Mari Samuelsen, violin
Jonathan Stockhammer, conductor
Norwegian violinist Mari Samuelsen has enjoyed a remarkable rise on the international concert stage through a characteristic mixture of artistry and enterprise. Her concerts combine a breathtaking musical finesse and virtuosity and an imaginative and innovative approach to presentation.
Mari has appeared as soloist at some of the world’s most prestigious venues including Carnegie Hall, New York; Théâtre des Champs-Elysées, Paris; Konzerthaus, Berlin; Smetana Hall, Prague; Kremlin Hall, Moscow and the Victoria Hall, Geneva. Recent performances have included a return to the Barbican, London; debuts at the Hollywood Bowl with the Los Angeles Philharmonic, and with Kristjan Järvi and the MDR Symphony Orchestra, Leipzig and performances in Munich and Luzern.

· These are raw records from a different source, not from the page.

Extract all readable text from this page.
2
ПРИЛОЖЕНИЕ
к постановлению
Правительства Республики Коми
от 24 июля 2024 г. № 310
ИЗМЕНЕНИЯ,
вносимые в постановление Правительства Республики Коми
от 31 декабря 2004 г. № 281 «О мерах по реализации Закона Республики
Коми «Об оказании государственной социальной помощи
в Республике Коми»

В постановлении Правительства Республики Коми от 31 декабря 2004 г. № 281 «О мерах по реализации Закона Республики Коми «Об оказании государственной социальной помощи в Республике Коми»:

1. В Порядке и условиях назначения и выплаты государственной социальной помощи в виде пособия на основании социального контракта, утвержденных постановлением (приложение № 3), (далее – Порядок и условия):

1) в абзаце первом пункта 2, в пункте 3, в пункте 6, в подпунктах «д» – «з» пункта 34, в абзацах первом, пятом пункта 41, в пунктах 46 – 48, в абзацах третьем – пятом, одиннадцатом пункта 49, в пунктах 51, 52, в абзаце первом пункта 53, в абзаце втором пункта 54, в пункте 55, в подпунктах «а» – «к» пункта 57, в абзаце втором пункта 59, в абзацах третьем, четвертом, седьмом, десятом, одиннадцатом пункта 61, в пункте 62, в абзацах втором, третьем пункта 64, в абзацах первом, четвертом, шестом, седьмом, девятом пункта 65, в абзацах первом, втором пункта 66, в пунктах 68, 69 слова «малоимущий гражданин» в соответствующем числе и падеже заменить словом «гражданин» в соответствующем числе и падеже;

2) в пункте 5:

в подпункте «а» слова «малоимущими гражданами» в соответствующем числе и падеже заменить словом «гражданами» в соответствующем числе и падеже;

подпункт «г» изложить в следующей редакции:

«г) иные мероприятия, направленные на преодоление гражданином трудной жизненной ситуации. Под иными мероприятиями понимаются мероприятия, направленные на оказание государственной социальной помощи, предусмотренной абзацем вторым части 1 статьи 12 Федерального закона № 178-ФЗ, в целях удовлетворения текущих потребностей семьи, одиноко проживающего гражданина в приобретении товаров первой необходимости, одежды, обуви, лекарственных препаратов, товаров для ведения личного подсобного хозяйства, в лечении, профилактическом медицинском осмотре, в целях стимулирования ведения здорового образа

She works regularly with composer Max Richter, as soloist in concert performances of his works ‘Recomposed’ (most recently in Leipzig and Paris) and ‘Memoryhouse’.
Future highlights include opening this year’s Montreux Jazz Festival, Philip Glass’s double concerto in Istanbul, performances at the Bremen Musikfest and the release of her solo album, ‘Nordic Noir’ (Universal) featuring new works from contemporary Nordic composers.
For the past two years, alongside her brother, Håkon, Mari has been artistic director of the Yellow Lounge in Norway, bringing the Berlin-born clubnight to Oslo and collaborating with partners such as the pre-eminent video artist, Philipp Geist. Their debut album, Pas de Deux, on Mercury Classics (Universal), included a new work written for them by the Oscar-winning composer, the late James Horner. It went straight to no. 1 in the Norwegian pop charts, the first classical album to do so in more than 20 years.
Mari Samuelsen plays the ‘Duke of Edinburgh’ Stradivarius 1724, generously on loan from Florian Leonhard Fine Violins, London.